En lugar de responder, Soth agarró al enano por la cota y se adentró en las sombras de los árboles; un instante después emergieron en el tenebroso túnel que comenzaba tras la verja. Azrael se apoyó contra los hierros oxidados.

—Hummm… Podíais habérmelo advertido.

El agua fría se arremolinaba por encima de las rodillas de Soth y alcanzaba casi la cintura de Azrael; los restos de pociones desechadas veteaban la superficie de color índigo, amarillo y azul celeste, y varios fragmentos de pergaminos y figurines medio quemados flotaban retenidos en los barrotes de la oxidada verja. En el interior del túnel, dos elementos químicos que se habían mezclado ardían sobre el agua.

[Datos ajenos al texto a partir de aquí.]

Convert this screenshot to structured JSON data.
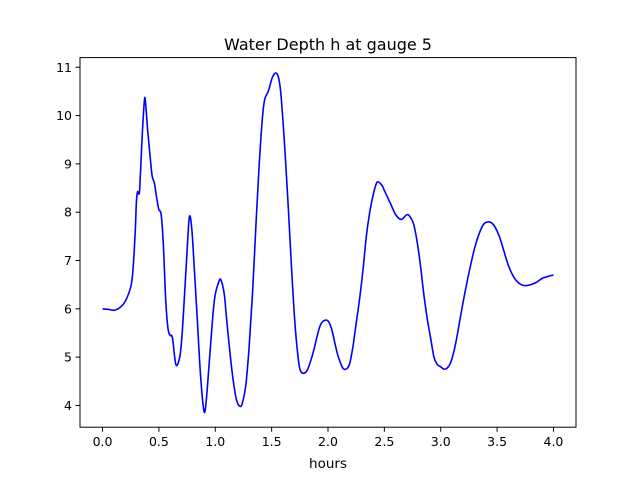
{
  "chart_data": {
    "type": "line",
    "title": "Water Depth h at gauge 5",
    "xlabel": "hours",
    "ylabel": "",
    "xlim": [
      -0.2,
      4.2
    ],
    "ylim": [
      3.55,
      11.2
    ],
    "xticks": [
      0.0,
      0.5,
      1.0,
      1.5,
      2.0,
      2.5,
      3.0,
      3.5,
      4.0
    ],
    "xtick_labels": [
      "0.0",
      "0.5",
      "1.0",
      "1.5",
      "2.0",
      "2.5",
      "3.0",
      "3.5",
      "4.0"
    ],
    "yticks": [
      4,
      5,
      6,
      7,
      8,
      9,
      10,
      11
    ],
    "ytick_labels": [
      "4",
      "5",
      "6",
      "7",
      "8",
      "9",
      "10",
      "11"
    ],
    "grid": false,
    "legend": "none",
    "series": [
      {
        "color": "#0000ff",
        "x": [
          0.0,
          0.05,
          0.1,
          0.15,
          0.2,
          0.25,
          0.27,
          0.29,
          0.3,
          0.31,
          0.32,
          0.33,
          0.35,
          0.37,
          0.38,
          0.4,
          0.42,
          0.44,
          0.46,
          0.48,
          0.5,
          0.52,
          0.54,
          0.56,
          0.58,
          0.6,
          0.62,
          0.65,
          0.68,
          0.7,
          0.72,
          0.75,
          0.77,
          0.79,
          0.81,
          0.84,
          0.87,
          0.9,
          0.92,
          0.95,
          0.98,
          1.0,
          1.03,
          1.05,
          1.08,
          1.1,
          1.13,
          1.16,
          1.19,
          1.22,
          1.24,
          1.27,
          1.3,
          1.33,
          1.36,
          1.39,
          1.42,
          1.44,
          1.47,
          1.5,
          1.52,
          1.54,
          1.56,
          1.58,
          1.6,
          1.62,
          1.65,
          1.68,
          1.71,
          1.74,
          1.76,
          1.79,
          1.82,
          1.85,
          1.88,
          1.9,
          1.93,
          1.96,
          2.0,
          2.03,
          2.06,
          2.08,
          2.1,
          2.13,
          2.16,
          2.19,
          2.22,
          2.25,
          2.28,
          2.31,
          2.34,
          2.37,
          2.4,
          2.43,
          2.45,
          2.48,
          2.5,
          2.53,
          2.56,
          2.6,
          2.65,
          2.7,
          2.73,
          2.76,
          2.79,
          2.82,
          2.85,
          2.88,
          2.91,
          2.94,
          2.97,
          3.0,
          3.03,
          3.06,
          3.09,
          3.12,
          3.15,
          3.18,
          3.22,
          3.26,
          3.3,
          3.34,
          3.38,
          3.42,
          3.45,
          3.48,
          3.52,
          3.56,
          3.6,
          3.65,
          3.7,
          3.75,
          3.8,
          3.85,
          3.9,
          3.95,
          4.0
        ],
        "y": [
          6.0,
          5.99,
          5.97,
          6.02,
          6.15,
          6.45,
          6.8,
          7.6,
          8.2,
          8.42,
          8.38,
          8.5,
          9.5,
          10.28,
          10.3,
          9.7,
          9.2,
          8.75,
          8.6,
          8.3,
          8.05,
          7.95,
          7.3,
          6.2,
          5.6,
          5.45,
          5.4,
          4.85,
          4.95,
          5.3,
          6.0,
          7.2,
          7.9,
          7.7,
          7.0,
          5.8,
          4.6,
          3.88,
          4.1,
          5.0,
          5.9,
          6.3,
          6.55,
          6.6,
          6.3,
          5.8,
          5.1,
          4.5,
          4.1,
          3.98,
          4.05,
          4.4,
          5.2,
          6.3,
          7.7,
          9.0,
          10.0,
          10.35,
          10.5,
          10.75,
          10.85,
          10.88,
          10.8,
          10.5,
          9.9,
          9.2,
          8.0,
          6.7,
          5.6,
          4.9,
          4.7,
          4.67,
          4.75,
          4.95,
          5.2,
          5.4,
          5.65,
          5.75,
          5.75,
          5.6,
          5.3,
          5.1,
          4.95,
          4.78,
          4.75,
          4.85,
          5.2,
          5.7,
          6.2,
          6.8,
          7.5,
          8.0,
          8.35,
          8.6,
          8.62,
          8.55,
          8.45,
          8.3,
          8.15,
          7.95,
          7.85,
          7.95,
          7.9,
          7.75,
          7.4,
          6.9,
          6.3,
          5.8,
          5.4,
          5.0,
          4.85,
          4.8,
          4.75,
          4.78,
          4.9,
          5.15,
          5.5,
          5.9,
          6.4,
          6.85,
          7.25,
          7.55,
          7.75,
          7.8,
          7.78,
          7.7,
          7.5,
          7.2,
          6.9,
          6.65,
          6.52,
          6.48,
          6.5,
          6.55,
          6.63,
          6.67,
          6.7
        ]
      }
    ]
  }
}
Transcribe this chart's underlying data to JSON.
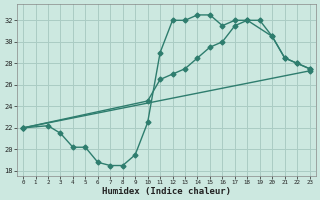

Una botella grande con una especie de araña de color rosa en el interior rebotó contra la cadera de Azrael. El enano la recogió, y el bicho embistió contra el cristal intentando atacarlo con sus largas patas y su cola de serpiente. Con un gruñido, empujó hacia el exterior la ampolla con el animal, y ésta quedó oscilando en el foso hasta que un tentáculo la envolvió y la sumergió.

—Vamos —dijo Soth, con la cabeza ligeramente inclinada para no chocar contra el techo empapado.

Unos líquenes fosforescentes tapizaban la cueva por encima del nivel del agua. Azrael avanzaba con cuidado tras el caballero y se alegraba de tener un poco de luz para no tropezar con las paredes, aunque habría preferido no ver lo que chapoteaba contra sus piernas.

Para el enano, lo peor de la travesía fue el olor; a pesar de que se tapaba la nariz, su agudo sentido del olfato le informaba detalladamente del hedor de las entrañas y desechos que flotaban alrededor.

—Lo primero que tendremos que hacer en cuanto crucemos el portal es darnos un baño de una semana —gruñó—, o bien arrancarnos la nariz de cuajo. —Sus palabras quedaron resonando en el túnel.